READ THE FULL REPORT HERE.
TORONTO – Canada may be in for a rocky economic ride, but the nation’s best paid 100 CEOs are still basking in the glow of the banner year of 2007: they got a record 22% average pay hike in 2007.
Canada’s best paid 100 CEOs tallied one billion in average total earnings – a historical first, according to a report on CEO pay by the Canadian Centre for Policy Alternatives (CCPA).
“At that rate of pay, Canada’s richest CEOs pocket the average Canadian wage of $40,237 by 9:04 a.m. January 2nd – before most Canadians have booted up their computer for another year of work,” says CCPA Research Associate Hugh Mackenzie.
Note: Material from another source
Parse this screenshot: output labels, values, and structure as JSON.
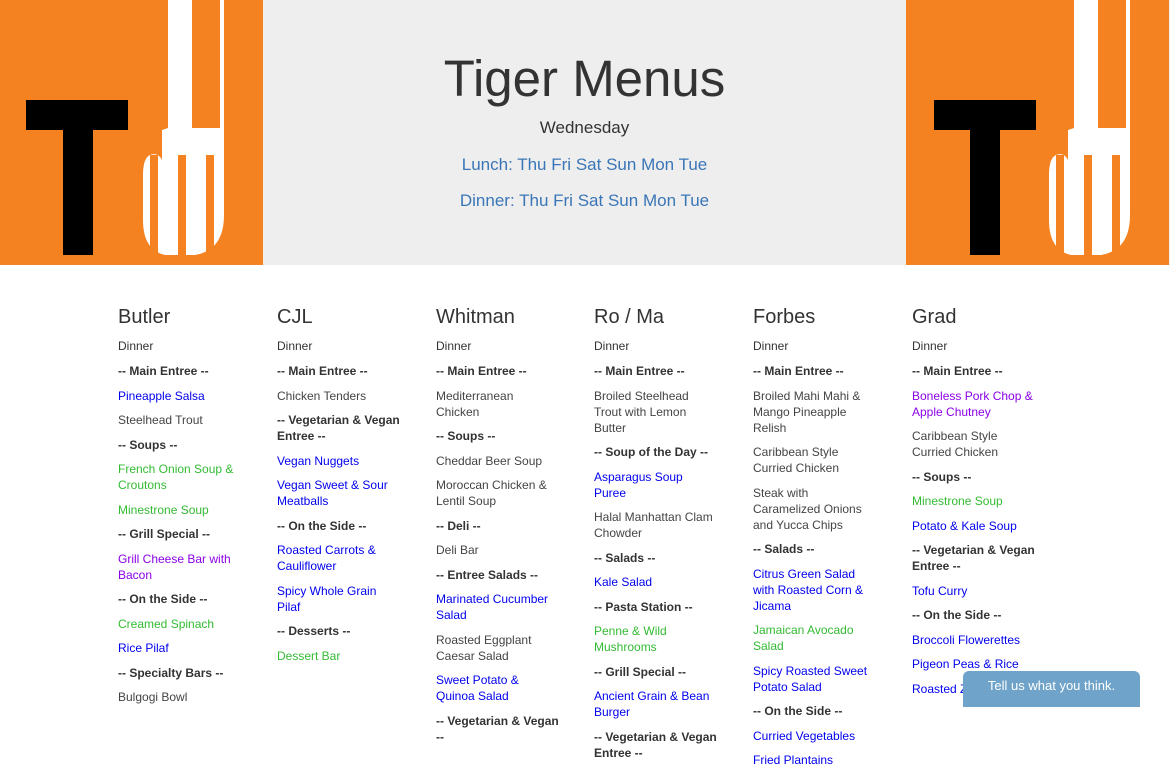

Among the report’s findings:
- The 100 highest paid CEOs of Canadian publicly traded corporations received an average of $10,408,054 in total compensation in 2007.
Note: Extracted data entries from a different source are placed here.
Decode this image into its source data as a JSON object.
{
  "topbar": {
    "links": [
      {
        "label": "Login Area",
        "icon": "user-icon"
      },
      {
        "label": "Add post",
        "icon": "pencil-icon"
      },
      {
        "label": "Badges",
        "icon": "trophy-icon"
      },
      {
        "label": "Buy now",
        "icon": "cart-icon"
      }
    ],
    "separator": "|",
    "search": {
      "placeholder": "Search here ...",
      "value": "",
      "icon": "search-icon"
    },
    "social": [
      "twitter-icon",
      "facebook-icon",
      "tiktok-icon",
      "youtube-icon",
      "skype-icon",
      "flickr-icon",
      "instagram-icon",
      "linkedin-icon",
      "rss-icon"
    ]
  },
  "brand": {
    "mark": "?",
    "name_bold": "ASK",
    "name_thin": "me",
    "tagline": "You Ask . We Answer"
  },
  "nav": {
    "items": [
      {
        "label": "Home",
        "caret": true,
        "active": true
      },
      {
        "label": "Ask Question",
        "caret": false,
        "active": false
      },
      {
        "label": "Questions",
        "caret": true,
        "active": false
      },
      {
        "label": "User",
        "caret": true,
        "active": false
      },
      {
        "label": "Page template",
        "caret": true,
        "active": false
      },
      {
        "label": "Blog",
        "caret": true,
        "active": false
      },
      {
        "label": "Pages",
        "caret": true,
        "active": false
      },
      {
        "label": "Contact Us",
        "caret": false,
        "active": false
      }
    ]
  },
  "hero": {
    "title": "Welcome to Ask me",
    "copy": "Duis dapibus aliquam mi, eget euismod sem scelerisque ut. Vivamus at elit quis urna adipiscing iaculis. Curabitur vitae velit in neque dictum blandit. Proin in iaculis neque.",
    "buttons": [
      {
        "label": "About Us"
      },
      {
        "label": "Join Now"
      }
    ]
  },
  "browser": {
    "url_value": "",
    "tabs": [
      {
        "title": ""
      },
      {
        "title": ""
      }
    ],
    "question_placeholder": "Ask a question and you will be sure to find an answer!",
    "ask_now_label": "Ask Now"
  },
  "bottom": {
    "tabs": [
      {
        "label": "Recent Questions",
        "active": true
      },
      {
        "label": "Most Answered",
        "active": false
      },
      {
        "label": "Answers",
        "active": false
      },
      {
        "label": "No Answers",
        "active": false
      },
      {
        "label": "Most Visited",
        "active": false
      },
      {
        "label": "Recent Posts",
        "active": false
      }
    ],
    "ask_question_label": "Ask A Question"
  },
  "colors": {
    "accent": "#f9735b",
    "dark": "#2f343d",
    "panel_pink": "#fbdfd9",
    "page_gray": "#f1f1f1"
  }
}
- Many of the top 100 include Canada’s big bank CEOs, who recently received billions in federal government bailout money to purchase mortgage loans, and energy CEOs who, until recently, were surfing the big wave of crude oil price increases.
- Average CEO pay for the top 100 was up 22% from its $8.5 million average in 2006.
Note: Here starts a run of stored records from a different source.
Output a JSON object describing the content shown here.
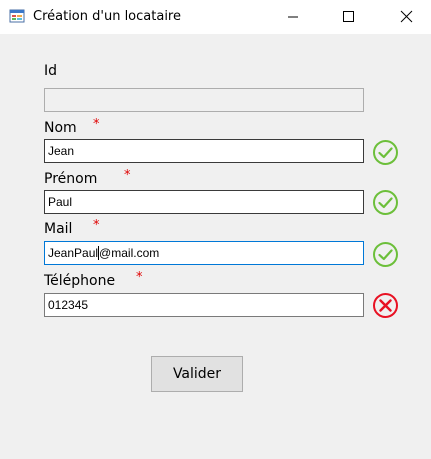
{
  "window": {
    "title": "Création d'un locataire",
    "icon": "form-app-icon",
    "controls": [
      "minimize-icon",
      "maximize-icon",
      "close-icon"
    ]
  },
  "form": {
    "required_marker": "*",
    "fields": {
      "id": {
        "label": "Id",
        "value": "",
        "required": false,
        "enabled": false
      },
      "nom": {
        "label": "Nom",
        "value": "Jean",
        "required": true,
        "valid": true
      },
      "prenom": {
        "label": "Prénom",
        "value": "Paul",
        "required": true,
        "valid": true
      },
      "mail": {
        "label": "Mail",
        "value_before_caret": "JeanPaul",
        "value_after_caret": "@mail.com",
        "required": true,
        "valid": true,
        "focused": true
      },
      "telephone": {
        "label": "Téléphone",
        "value": "012345",
        "required": true,
        "valid": false
      }
    },
    "submit_label": "Valider"
  },
  "colors": {
    "valid": "#6cbf3a",
    "invalid": "#e81123",
    "required_star": "#e00000",
    "focus_border": "#0078d7"
  }
}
- In contrast, average Canadian earnings rose by only 3.2% — the best increase in the past five years, but a small fraction of the CEOs’ pay hike and barely keeping up with inflation.
“Compared with ordinary Canadians, whose wages have been stagnant for 30 years, Canada’s economic downturn promises to hit the masses far harder than the best paid 100 CEOs,” Mackenzie says. “They have enjoyed a decade of record pay hikes and will land on a softer cushion if they stumble from their lofty heights in the New Year.”